As long as several methods go hand in hand, it is however necessary that the Court clearly explains when which one is appropriate. Otherwise, there is a risk that the Court has virtually unlimited discretion where the wording of a provision and its context or purpose are in conflict: It is effectively free to decide the case as it sees fits, while placing in its judgment either more emphasis on the wording (as in Mensing II) or alternatively on the purpose (as in LATAM), depending on which of them conveniently happens to better support the decision it has reached. If that was indeed so, judgments would become arbitrary and unforeseeable, hence undermining legal certainty as a general principle of EU law.
That being said, in direct comparison, perhaps the judgment Mensing II deserves more criticism than LATAM. What happened in the latter case is not unusual for the Court, while, by contrast, it is clear from a consideration of precedent that cases where the Court alleges the meaning of a provision to be “absolutely plain from its very wording” are a tiny minority. In fact, it appears that the Court availed itself of this precise terminology in a mere seven judgments so far. While there is nothing wrong with this doctrine forming part of the interpretative principles under EU law, where the Court’s judgment results in an outcome that is clearly unsystematic, it owes a very clear explanation as to why it could not depart from the legislative wording to achieve a better result.

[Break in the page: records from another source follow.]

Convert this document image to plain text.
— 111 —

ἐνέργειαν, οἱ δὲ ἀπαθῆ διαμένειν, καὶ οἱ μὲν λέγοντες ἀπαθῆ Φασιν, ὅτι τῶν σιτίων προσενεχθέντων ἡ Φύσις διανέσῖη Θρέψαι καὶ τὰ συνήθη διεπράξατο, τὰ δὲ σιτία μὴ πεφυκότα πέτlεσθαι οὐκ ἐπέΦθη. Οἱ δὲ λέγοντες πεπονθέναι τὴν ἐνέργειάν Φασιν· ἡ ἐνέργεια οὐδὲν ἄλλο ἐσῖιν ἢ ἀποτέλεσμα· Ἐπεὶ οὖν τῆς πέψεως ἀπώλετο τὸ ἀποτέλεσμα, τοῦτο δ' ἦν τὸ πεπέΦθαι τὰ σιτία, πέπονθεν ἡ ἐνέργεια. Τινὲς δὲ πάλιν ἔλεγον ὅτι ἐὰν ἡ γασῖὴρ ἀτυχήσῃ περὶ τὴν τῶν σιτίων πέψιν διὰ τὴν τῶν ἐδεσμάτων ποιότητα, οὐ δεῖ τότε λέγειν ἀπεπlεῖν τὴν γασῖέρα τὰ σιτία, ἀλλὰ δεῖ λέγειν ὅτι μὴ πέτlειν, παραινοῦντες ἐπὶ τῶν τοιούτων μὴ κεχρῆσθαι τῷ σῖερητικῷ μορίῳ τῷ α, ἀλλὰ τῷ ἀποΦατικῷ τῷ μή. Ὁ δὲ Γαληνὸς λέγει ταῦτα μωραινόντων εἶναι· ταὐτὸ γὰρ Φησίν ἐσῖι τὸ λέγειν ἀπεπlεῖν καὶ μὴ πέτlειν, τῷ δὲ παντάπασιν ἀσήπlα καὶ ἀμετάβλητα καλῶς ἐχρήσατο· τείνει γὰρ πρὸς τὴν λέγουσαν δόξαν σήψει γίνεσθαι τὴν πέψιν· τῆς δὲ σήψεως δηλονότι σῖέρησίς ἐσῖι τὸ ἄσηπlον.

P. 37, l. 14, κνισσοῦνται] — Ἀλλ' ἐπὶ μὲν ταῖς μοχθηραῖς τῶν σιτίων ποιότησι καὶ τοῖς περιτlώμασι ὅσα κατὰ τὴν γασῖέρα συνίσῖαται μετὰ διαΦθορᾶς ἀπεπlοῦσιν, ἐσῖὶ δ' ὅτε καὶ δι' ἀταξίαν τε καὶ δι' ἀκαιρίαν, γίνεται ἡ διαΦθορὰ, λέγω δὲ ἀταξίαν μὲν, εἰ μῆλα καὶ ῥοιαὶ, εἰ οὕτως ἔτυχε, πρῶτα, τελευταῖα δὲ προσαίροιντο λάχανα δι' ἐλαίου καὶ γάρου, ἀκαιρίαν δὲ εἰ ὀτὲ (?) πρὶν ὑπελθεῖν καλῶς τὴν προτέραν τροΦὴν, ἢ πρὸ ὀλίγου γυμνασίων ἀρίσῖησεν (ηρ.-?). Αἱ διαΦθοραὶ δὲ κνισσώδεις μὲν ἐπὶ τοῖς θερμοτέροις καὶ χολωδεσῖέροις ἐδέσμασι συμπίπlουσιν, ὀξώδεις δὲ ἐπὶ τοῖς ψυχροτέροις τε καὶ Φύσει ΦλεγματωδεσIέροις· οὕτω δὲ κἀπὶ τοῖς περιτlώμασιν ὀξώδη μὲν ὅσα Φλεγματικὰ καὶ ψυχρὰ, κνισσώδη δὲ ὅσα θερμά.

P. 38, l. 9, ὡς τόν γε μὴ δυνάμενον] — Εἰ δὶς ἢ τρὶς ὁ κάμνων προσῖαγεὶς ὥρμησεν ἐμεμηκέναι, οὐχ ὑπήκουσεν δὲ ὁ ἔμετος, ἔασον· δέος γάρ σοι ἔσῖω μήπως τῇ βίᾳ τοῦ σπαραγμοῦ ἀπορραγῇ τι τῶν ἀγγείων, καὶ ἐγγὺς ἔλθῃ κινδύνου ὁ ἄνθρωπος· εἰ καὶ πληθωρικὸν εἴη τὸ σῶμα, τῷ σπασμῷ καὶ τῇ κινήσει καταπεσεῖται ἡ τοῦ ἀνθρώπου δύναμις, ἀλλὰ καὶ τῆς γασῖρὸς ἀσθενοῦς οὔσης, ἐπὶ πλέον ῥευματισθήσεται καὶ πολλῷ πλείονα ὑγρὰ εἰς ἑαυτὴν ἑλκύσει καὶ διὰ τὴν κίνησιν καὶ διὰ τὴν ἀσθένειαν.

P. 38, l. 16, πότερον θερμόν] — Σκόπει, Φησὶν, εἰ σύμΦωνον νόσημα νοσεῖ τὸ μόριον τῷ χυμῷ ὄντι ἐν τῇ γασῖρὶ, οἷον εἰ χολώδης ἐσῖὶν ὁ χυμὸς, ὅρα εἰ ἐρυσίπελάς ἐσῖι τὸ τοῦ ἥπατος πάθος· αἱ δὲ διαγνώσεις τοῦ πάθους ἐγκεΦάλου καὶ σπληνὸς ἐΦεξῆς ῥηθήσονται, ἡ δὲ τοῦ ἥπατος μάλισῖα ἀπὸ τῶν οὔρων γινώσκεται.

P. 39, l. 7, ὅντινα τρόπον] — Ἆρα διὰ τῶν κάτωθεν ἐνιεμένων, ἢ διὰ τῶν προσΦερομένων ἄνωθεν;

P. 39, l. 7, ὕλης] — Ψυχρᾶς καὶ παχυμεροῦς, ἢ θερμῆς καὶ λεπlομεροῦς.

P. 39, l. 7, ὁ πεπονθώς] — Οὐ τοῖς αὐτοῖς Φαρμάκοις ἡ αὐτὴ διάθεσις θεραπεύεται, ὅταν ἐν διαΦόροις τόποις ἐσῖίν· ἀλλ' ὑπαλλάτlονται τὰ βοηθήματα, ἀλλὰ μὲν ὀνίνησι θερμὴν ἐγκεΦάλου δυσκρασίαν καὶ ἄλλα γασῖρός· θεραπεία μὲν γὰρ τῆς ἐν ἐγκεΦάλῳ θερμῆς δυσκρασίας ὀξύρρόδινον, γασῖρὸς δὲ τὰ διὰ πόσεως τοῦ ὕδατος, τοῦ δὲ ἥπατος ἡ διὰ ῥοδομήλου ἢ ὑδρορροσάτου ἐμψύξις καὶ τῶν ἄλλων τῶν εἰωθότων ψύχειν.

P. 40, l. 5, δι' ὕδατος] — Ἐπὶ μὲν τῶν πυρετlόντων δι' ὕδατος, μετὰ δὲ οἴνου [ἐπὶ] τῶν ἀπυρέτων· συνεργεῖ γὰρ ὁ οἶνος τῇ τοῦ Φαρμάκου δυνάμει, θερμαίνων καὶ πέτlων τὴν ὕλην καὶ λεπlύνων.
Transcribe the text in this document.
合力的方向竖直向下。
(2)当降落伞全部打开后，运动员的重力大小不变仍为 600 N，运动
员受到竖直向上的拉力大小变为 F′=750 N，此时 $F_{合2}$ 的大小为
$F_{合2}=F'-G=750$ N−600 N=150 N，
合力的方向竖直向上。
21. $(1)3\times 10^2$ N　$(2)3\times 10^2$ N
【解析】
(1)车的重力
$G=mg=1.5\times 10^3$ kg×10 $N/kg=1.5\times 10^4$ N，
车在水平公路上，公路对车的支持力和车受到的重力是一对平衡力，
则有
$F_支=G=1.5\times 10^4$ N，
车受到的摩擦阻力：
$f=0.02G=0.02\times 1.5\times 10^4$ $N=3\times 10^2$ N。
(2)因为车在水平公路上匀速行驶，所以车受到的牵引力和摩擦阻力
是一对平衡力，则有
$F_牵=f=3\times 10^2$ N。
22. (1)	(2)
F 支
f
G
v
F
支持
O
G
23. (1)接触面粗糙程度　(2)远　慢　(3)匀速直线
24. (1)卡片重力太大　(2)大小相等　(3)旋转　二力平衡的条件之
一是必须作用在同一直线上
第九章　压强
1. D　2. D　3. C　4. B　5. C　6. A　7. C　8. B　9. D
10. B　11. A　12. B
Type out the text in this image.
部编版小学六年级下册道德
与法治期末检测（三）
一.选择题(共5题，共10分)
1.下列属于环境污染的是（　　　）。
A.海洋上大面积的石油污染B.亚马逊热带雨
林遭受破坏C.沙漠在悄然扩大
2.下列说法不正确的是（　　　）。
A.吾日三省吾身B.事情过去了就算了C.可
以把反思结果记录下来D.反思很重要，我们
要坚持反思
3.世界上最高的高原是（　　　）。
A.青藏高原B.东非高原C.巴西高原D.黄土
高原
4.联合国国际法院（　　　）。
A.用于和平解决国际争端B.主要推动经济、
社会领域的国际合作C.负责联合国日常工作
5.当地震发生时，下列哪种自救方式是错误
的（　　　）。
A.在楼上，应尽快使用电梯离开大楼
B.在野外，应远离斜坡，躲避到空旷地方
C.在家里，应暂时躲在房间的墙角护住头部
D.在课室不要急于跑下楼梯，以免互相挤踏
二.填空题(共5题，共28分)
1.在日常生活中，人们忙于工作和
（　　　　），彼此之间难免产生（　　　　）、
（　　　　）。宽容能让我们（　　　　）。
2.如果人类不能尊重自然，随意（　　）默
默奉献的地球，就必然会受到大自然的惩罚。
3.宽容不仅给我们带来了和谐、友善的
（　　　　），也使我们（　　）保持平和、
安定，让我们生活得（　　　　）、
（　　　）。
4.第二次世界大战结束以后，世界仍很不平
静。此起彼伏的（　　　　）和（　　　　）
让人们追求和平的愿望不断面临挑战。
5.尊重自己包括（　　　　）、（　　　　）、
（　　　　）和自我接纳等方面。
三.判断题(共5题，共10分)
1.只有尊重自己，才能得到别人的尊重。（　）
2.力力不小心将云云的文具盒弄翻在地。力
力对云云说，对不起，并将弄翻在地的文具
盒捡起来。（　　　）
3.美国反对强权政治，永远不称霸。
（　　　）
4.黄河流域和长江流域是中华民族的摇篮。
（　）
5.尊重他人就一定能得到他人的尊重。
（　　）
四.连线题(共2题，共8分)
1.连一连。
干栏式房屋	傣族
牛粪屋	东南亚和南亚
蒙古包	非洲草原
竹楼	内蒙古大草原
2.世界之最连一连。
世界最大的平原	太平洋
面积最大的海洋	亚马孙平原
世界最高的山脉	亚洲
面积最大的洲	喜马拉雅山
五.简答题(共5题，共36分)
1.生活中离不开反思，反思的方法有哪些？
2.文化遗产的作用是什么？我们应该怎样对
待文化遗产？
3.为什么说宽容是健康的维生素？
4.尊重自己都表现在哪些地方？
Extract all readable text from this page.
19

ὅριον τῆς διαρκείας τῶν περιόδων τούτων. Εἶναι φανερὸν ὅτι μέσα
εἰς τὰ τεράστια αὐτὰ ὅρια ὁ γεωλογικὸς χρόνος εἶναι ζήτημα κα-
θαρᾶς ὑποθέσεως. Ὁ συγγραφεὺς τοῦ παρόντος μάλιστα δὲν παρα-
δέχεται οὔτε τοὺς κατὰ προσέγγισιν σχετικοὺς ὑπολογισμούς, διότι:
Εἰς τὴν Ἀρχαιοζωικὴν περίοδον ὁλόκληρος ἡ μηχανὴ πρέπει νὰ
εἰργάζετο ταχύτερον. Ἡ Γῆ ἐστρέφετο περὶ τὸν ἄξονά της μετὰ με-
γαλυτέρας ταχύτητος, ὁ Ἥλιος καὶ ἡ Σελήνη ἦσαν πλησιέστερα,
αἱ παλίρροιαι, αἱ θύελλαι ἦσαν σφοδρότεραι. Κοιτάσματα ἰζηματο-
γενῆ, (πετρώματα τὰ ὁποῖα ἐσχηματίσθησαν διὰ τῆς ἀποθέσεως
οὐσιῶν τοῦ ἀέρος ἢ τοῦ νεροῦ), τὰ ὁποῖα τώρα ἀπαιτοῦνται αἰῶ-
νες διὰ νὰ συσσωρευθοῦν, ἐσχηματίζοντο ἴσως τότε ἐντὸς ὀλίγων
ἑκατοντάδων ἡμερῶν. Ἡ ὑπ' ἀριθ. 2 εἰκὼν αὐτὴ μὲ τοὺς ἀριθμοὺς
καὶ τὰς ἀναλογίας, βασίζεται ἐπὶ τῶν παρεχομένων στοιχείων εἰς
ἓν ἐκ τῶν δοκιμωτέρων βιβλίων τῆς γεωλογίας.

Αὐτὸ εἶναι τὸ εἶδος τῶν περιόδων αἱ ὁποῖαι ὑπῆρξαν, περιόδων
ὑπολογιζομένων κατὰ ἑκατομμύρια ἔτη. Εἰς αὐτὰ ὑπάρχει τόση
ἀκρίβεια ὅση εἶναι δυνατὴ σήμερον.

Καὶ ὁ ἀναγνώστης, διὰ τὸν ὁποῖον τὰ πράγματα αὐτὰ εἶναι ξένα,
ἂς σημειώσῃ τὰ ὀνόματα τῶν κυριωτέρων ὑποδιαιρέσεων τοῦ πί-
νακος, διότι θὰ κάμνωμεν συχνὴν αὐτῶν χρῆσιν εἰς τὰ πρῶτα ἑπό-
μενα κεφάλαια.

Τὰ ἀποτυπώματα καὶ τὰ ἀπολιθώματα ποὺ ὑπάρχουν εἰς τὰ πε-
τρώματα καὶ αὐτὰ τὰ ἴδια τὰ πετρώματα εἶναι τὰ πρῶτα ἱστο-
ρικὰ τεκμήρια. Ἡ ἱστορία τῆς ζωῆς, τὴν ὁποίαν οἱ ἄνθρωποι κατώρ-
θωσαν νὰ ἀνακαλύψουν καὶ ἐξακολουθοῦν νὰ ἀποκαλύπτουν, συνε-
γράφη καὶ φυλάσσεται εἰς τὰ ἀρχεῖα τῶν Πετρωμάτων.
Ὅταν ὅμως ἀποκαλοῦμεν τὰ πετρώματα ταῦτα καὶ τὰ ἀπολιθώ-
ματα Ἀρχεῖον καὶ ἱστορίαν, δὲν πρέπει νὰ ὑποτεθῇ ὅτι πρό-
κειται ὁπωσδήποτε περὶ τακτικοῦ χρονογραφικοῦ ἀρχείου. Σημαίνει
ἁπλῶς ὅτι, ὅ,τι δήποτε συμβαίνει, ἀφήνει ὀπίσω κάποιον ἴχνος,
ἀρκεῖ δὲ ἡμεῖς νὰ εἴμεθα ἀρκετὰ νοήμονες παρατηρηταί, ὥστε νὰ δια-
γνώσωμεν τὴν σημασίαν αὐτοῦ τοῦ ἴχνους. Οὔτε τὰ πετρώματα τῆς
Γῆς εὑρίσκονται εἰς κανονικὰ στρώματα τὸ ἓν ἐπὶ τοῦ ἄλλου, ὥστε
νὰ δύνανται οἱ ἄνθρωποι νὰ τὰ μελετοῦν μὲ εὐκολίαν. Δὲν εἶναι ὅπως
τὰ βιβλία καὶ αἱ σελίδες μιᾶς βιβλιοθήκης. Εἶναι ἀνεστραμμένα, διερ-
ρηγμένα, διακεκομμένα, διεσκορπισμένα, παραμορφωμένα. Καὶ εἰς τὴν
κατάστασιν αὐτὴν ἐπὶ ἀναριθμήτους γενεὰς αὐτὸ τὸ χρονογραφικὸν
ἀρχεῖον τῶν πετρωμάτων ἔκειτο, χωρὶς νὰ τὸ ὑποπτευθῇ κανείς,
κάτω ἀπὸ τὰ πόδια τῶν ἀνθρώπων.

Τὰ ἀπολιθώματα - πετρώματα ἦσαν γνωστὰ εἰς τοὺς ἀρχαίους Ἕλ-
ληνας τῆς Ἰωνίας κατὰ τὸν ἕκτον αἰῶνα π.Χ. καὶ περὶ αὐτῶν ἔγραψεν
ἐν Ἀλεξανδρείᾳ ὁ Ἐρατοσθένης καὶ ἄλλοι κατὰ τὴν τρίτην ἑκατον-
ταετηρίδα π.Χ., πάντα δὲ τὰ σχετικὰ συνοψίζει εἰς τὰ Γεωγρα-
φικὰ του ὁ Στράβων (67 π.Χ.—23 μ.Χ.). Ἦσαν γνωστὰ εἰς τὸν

In order to avoid the impression that the Court can and will arbitrarily brush purposive, teleological and contextual considerations aside, and might simply resort to a strict literal interpretation whenever it feels like it, three aspects should be clearly explained in its reasoning: (i) Why the Court considers the meaning of the legislative language to leave no room for interpretation, specifying the precise provision and terms relied upon, as well as their effect; (ii) why it is necessary to stick to the wording (e.g., a provision would otherwise become an entirely hollow shell that never applies) and (iii) why the consequential violation of the underlying systematic principles, and the respective party’s interest to be subject to a sensible (as opposed to literal) application of the law, is appropriate and proportionate.
Disappointingly, Mensing II does not even remotely come close to meeting even one out of the three.
The Court should therefore be encouraged to clarify the interaction between textual or literal interpretative methods on the one hand, and contextual and/or purposive interpretation on the other hand, in future case‑law.